Why does our Lord command such a hard thing? You see, when evil is committed by another person, it is not just that person doing a bad thing. It is that person being acted on and through by the power of evil itself. The person who is unfair to you is also a victim and needs to be set free by the saving power of Jesus Christ. All of us have been unfair to another in some way, and all of us need to be forgiven. And once we come into that forgiveness, we all need to be agents that God can use to help other people find forgiveness. God wants to extend the grace we have received to everyone. How can we be agents of God’s forgiveness and so help others find forgiveness if we spend our time and energy trying to get back at them when they do not treat us like we think they should? Receiving grace means knowing that apart from our Lord’s love and forgiveness we, too, are helpless and hopeless.

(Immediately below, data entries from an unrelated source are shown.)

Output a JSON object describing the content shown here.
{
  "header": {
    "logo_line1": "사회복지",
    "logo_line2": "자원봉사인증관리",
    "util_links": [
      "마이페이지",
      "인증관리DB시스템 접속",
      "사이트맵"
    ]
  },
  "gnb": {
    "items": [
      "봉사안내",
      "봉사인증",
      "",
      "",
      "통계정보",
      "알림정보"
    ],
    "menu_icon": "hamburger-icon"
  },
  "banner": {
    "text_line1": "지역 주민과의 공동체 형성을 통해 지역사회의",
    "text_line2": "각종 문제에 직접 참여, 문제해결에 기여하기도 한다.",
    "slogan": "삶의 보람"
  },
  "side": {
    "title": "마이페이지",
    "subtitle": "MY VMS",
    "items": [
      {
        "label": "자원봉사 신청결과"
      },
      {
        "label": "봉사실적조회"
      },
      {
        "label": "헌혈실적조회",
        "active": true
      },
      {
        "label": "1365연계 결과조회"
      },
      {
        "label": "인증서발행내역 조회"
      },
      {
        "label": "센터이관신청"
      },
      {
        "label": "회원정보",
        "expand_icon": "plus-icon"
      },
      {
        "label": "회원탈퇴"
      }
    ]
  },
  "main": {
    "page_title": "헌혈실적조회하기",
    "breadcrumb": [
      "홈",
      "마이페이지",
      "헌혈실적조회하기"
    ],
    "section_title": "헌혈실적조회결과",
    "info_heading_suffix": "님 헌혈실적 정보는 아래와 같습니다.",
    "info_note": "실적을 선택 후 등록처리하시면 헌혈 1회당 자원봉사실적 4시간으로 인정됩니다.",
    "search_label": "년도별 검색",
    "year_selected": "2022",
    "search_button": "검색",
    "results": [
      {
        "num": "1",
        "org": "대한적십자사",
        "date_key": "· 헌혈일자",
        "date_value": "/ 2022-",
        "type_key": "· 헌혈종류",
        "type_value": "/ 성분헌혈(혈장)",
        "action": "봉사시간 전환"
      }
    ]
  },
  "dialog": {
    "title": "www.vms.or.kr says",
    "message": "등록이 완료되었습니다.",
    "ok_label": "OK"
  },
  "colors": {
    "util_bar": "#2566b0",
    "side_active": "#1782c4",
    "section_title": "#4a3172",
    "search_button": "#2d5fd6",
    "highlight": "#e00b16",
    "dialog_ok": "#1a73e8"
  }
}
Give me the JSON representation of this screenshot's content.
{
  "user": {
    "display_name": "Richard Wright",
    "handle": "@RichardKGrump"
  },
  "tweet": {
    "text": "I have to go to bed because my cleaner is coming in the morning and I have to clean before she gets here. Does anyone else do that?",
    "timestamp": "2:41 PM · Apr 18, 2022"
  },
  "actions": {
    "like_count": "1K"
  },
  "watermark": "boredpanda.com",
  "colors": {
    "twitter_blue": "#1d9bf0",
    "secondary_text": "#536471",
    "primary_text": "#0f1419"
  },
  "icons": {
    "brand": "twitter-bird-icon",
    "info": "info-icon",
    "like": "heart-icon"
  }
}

Can we believe that God will judge faithfully the unfairness in our world, or are we compelled to seek our own satisfaction? Jesus knew he could trust the Father to make everything right in his way and in his time. And if Jesus, in his perfect obedience, was willing to bear the unfairness and wait on the Father, then how much more do you and I need to lay aside our tendency of self-vindication and wait for God to bring true justice to the world? If we are not prepared personally to absorb acts of unfairness committed against ourselves, we cannot know what it means to follow Jesus Christ into the depths of his obedience and passion. Jesus trusted God, and Christians today are called to follow Jesus with that kind of trust and love.